Depois de algum tempo, ainda sentindo gosto de bile, quando tinha a impressão de que iria morrer sufocado, um dos Entes afrouxou o laço, como se lhe oferecesse outra oportunidade de responder à questão:
“Onde estão os livros?”
Nesse momento, conseguiu inalar um tanto de oxigênio e recompor as forças que lhe faltavam, vindo em seguida à sua mente uma espécie de alucinação que continha geometricamente a imagem do Universo.

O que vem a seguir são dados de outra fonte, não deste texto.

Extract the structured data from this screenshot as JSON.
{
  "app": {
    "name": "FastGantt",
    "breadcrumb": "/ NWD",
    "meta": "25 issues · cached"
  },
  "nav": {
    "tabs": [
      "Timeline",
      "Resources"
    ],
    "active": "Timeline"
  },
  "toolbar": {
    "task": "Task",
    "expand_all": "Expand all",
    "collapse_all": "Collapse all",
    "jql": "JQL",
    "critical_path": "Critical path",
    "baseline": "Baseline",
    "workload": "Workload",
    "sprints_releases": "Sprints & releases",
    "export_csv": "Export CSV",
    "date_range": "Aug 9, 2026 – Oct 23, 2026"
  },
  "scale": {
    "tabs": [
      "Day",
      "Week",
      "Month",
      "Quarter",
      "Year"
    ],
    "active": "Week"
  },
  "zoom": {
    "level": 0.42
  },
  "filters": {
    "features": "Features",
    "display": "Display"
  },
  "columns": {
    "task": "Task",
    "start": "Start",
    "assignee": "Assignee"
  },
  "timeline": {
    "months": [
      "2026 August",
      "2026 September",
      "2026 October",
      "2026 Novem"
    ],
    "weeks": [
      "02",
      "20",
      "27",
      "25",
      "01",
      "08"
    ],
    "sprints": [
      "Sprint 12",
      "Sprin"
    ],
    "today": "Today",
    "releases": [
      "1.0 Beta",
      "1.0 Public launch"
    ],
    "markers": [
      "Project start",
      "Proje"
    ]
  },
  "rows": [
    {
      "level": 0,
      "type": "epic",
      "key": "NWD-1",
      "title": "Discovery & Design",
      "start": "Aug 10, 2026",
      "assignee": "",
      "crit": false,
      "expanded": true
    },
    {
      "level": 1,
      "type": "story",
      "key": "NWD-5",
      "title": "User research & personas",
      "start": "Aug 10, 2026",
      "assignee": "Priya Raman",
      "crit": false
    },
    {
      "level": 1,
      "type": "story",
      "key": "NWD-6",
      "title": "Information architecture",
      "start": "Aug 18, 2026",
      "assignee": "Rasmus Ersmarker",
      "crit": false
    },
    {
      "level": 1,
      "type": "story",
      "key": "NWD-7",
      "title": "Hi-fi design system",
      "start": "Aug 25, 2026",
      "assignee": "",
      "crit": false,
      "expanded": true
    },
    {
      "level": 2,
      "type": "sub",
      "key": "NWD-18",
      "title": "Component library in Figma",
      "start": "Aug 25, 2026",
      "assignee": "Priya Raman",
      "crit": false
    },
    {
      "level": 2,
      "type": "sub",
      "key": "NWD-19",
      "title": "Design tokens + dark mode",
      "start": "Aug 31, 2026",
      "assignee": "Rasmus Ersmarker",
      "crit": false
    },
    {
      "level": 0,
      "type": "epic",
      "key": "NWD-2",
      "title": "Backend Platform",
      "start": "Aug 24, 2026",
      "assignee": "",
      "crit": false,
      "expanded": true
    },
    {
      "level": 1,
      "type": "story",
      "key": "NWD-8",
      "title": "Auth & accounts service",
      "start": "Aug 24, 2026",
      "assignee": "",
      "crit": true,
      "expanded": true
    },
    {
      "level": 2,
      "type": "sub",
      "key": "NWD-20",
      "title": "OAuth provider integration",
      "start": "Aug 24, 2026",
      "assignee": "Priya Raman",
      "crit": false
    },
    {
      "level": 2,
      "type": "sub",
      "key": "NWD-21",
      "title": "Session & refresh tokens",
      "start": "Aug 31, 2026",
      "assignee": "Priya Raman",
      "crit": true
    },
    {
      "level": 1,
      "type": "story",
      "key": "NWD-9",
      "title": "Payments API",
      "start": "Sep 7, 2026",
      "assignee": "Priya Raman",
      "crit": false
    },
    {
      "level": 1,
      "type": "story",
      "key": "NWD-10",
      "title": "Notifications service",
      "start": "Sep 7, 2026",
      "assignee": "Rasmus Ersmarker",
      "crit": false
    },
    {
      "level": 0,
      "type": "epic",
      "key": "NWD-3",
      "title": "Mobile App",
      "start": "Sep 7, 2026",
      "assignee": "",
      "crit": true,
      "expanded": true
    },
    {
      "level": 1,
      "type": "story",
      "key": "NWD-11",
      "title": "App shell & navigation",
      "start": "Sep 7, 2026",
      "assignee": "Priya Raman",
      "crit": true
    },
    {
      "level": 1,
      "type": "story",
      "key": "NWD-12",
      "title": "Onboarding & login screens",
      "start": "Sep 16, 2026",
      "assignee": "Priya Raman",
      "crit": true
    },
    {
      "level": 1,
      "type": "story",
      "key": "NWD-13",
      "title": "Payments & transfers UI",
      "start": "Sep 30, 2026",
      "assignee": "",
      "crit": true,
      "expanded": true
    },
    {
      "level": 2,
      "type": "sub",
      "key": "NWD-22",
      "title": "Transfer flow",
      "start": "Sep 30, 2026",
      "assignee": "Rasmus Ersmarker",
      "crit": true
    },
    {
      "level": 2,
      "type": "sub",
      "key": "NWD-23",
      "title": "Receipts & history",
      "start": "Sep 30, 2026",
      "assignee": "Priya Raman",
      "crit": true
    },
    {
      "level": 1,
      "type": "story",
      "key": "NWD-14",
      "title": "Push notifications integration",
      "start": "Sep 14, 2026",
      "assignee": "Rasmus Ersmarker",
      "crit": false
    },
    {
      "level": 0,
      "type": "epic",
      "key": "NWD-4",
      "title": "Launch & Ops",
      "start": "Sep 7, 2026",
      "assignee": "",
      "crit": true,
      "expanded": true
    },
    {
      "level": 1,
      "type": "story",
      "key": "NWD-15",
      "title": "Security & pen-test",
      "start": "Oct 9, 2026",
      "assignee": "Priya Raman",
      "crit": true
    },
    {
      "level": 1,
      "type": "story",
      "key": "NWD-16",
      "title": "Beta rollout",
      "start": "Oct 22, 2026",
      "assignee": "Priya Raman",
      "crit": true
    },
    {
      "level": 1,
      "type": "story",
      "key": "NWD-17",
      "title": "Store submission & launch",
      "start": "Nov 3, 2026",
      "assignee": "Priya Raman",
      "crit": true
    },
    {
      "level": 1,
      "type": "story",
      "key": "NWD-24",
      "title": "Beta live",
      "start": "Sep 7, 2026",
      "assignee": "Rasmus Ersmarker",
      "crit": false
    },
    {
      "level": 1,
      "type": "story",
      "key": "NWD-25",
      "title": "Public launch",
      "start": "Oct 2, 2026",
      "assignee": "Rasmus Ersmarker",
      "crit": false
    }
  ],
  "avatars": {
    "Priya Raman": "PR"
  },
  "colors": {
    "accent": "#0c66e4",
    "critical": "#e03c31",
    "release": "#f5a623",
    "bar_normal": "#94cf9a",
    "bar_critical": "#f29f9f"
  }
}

Havia alguns dias, suportava a tortura como uma provação, enquanto, para reduzir o seu sofrimento, recitava versos da tradição persa. De modo resoluto, recusava-se a revelar o local secreto onde estavam guardados os livros remanescentes da Biblioteca de Alexandria. Por isso, para esmorecer a sua resistência, um abutre foi trazido para bicar as suas pernas, dia sim, dia não.
O prostrado e ofendido era Harun al-Rachid, o califa de Bagdá, o mais misericordioso de todos os soberanos, o sábio que lia pergaminhos vazados numa língua remota, o astrônomo que escrevia a sintaxe das noites estreladas do Oriente, o poeta que dormia no sábio.
Como se tornara óbvio, os Entes já conheciam as artimanhas que ele usava para engambelá-los. Como o camelo carrega a água em sua corcova, o califa guardava em seu espírito as pérolas do conhecimento e dominava todos os ardis que levam ao despiste e à dissimulação. Às vezes, não era bem sucedido, e tropeçava; depois, se recompunha.
Bendito é Alá, que asperge a água da bem-aventurança na cabeça dos puros e dá aos eleitos a mais hedionda das provações. Porque se manifesta por enigmas, só o Profeta pode oferecer no deserto a flor cujo perfume revela ao tuaregue o oásis recôndito.
A despeito dos garrotes vis, das humilhações e de cada golpe que lhe era infligido, continuava recitando os versos – e foi num inalar fortuito de ar impuro que presenciou algo inusitado – tão incomum como o sol aparecer à noite.
Na sua reduzida lucidez, não sabia se delirava ou se vivia uma página das Mil e umas noites – ou se tudo não era a mesma coisa: as paredes do matadouro onde era mantido prisioneiro, um lugar fétido, dentro do qual os miasmas pairavam, abriram-se sob o impacto de uma luz ofuscante que conduzia o exército invencível de seu vizir.
Recuperando o ânimo, o califa exclamou que Alá é grande e sentenciou aos Entes que o circundavam, ainda segurando os seus instrumentos de tortura:
“Que os infiéis pereçam, pois nenhum deles merece misericórdia!”
Ele pronunciou a sua sentença com a força que vinha no sopro do Zéfiro, levando para longe a pestilência do local.
Os Entes, aqueles que tinham vindo de longe, colocaram-se em posição de defesa. Eles também tiveram a mesma perplexidade do califa. E assim cada um deles, enterrando o seu sonho de conquista, sem conhecer a piedade do fio da espada, foi dizimado numa sinfonia de sangue.
O matadouro, um galpão quilométrico, era agora ocupado por corpos mortos, ao mesmo tempo em que um rio escorria lentamente o seu vermelho que mais tarde tornar-se-ia pútrido.
Na demência que todo império arrasta consigo ao tentar colonizar e escravizar, os Entes cometeram o equívoco de atacar o único reino que abriga a mais linda história que os homens foram capazes de conceber.
Na crônica das guerras que não foi escrita, o califa Harun al-Rachid é um herói que salvou o povo da infâmia – e Bagdá é o nome da cidade onde ele dorme o sono dos abnegados sob o abrigo de um pomar repleto de figueiras e damascos.